Acusados muchas veces de superstición y charlatanería, los chamanes defienden sus tradiciones como actos de mediación y de comunicación con nuestra parte espiritual más profunda y olvidada. Un salto de fe. ¿Acaso no lo son todas las religiones?
En las calles del centro histórico de Lima, en el barrio de Catemaco (en Veracruz), en la periferia de Bogotá, una raza de magos altera sistemáticamente los destinos de la raza humana. Se trata de los chamanes, “los que saben”. Últimos depositarios de conocimientos milenarios que han sido transmitidos de generación en generación o encantadores de serpientes, los chamanes del S. XXI en Latinoamérica representan algo así como la acumulación sincrética de innumerables tradiciones y creencias. Desde antiguos rituales mayas o misteriosos cultos pre incas que, como en un cuento de H.P. Lovecraft, eran capaces de despertar a los “apus” —las montañas-dioses—, de dialogar con los astros, de hacer volver a “los antiguos”. Los chamanes son palimpsestos humanos sobre los que se inscribe un poder oscuro o luminoso según el tipo de “amarre”, el tipo de “limpia” al que te sometas, y tú puedes contratar sus servicios.

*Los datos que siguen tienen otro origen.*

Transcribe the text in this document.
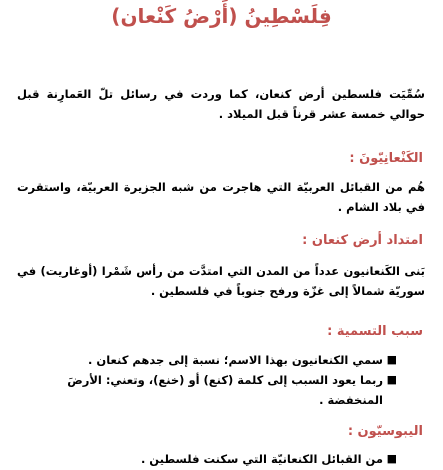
فِلَسْطِينُ (أَرْضُ كَنْعان)
سُمِّيَت فلسطين أرض كنعان، كما وردت في رسائل تلّ العَمارِنة قبل حوالي خمسة عشر قرناً قبل الميلاد .
الكَنْعانِيّونَ :
هُم من القبائل العربيّة التي هاجرت من شبه الجزيرة العربيّة، واستقرت في بلاد الشام .
امتداد أرض كنعان :
بَنى الكَنعانيون عدداً من المدن التي امتدَّت من رأس شَمْرا (أوغاريت) في سوريّة شمالاً إلى غزّة ورفح جنوباً في فلسطين .
سبب التسمية :
■
سمي الكنعانيون بهذا الاسم؛ نسبة إلى جدهم كنعان .
■
ربما يعود السبب إلى كلمة (كنع) أو (خنع)، وتعني: الأرضَ المنخفضة .
اليبوسيّون :
■
من القبائل الكنعانيّة التي سكنت فلسطين .
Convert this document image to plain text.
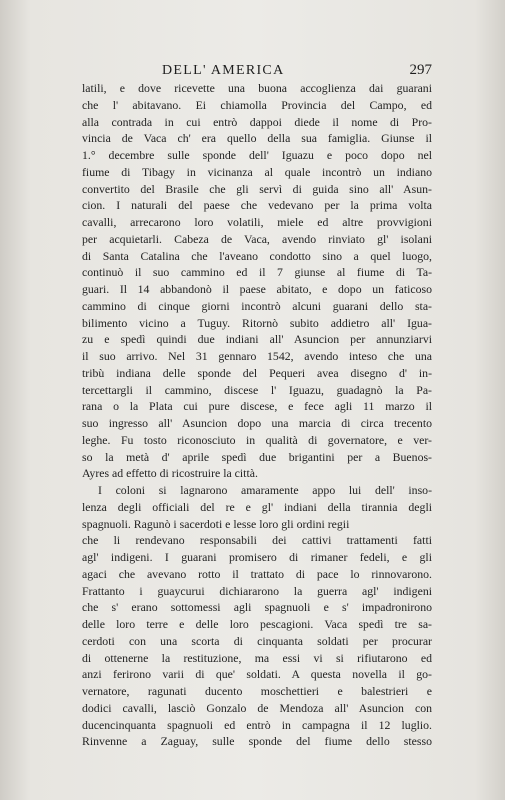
DELL' AMERICA	297
latili, e dove ricevette una buona accoglienza dai guarani
che l' abitavano. Ei chiamolla Provincia del Campo, ed
alla contrada in cui entrò dappoi diede il nome di Pro-
vincia de Vaca ch' era quello della sua famiglia. Giunse il
1.° decembre sulle sponde dell' Iguazu e poco dopo nel
fiume di Tibagy in vicinanza al quale incontrò un indiano
convertito del Brasile che gli servì di guida sino all' Asun-
cion. I naturali del paese che vedevano per la prima volta
cavalli, arrecarono loro volatili, miele ed altre provvigioni
per acquietarli. Cabeza de Vaca, avendo rinviato gl' isolani
di Santa Catalina che l'aveano condotto sino a quel luogo,
continuò il suo cammino ed il 7 giunse al fiume di Ta-
guari. Il 14 abbandonò il paese abitato, e dopo un faticoso
cammino di cinque giorni incontrò alcuni guarani dello sta-
bilimento vicino a Tuguy. Ritornò subito addietro all' Igua-
zu e spedì quindi due indiani all' Asuncion per annunziarvi
il suo arrivo. Nel 31 gennaro 1542, avendo inteso che una
tribù indiana delle sponde del Pequeri avea disegno d' in-
tercettargli il cammino, discese l' Iguazu, guadagnò la Pa-
rana o la Plata cui pure discese, e fece agli 11 marzo il
suo ingresso all' Asuncion dopo una marcia di circa trecento
leghe. Fu tosto riconosciuto in qualità di governatore, e ver-
so la metà d' aprile spedì due brigantini per a Buenos-
Ayres ad effetto di ricostruire la città.
I coloni si lagnarono amaramente appo lui dell' inso-
lenza degli officiali del re e gl' indiani della tirannia degli
spagnuoli. Ragunò i sacerdoti e lesse loro gli ordini regii
che li rendevano responsabili dei cattivi trattamenti fatti
agl' indigeni. I guarani promisero di rimaner fedeli, e gli
agaci che avevano rotto il trattato di pace lo rinnovarono.
Frattanto i guaycurui dichiararono la guerra agl' indigeni
che s' erano sottomessi agli spagnuoli e s' impadronirono
delle loro terre e delle loro pescagioni. Vaca spedì tre sa-
cerdoti con una scorta di cinquanta soldati per procurar
di ottenerne la restituzione, ma essi vi si rifiutarono ed
anzi ferirono varii di que' soldati. A questa novella il go-
vernatore, ragunati ducento moschettieri e balestrieri e
dodici cavalli, lasciò Gonzalo de Mendoza all' Asuncion con
ducencinquanta spagnuoli ed entrò in campagna il 12 luglio.
Rinvenne a Zaguay, sulle sponde del fiume dello stesso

Ellos te ayudarán a enganchar a tu ser amado, a hacer prosperar tu negocio, a asegurar el éxito de tu empresa. También pueden ayudarte a destruir a tus enemigos: los “maleros” te harán bailar sobre sus tumbas.
La provincia de Huancabamba (Piura), en la sierra norte del Perú, es el territorio chamánico por antonomasia. Hacia allí se dirigió el fotógrafo Roberto Cáceres (Lima, 1974) para intentar capturar lo inasible: la atmósfera entre truculenta y lúgubre, entre mística y lisérgica, de sus lugares de trabajo.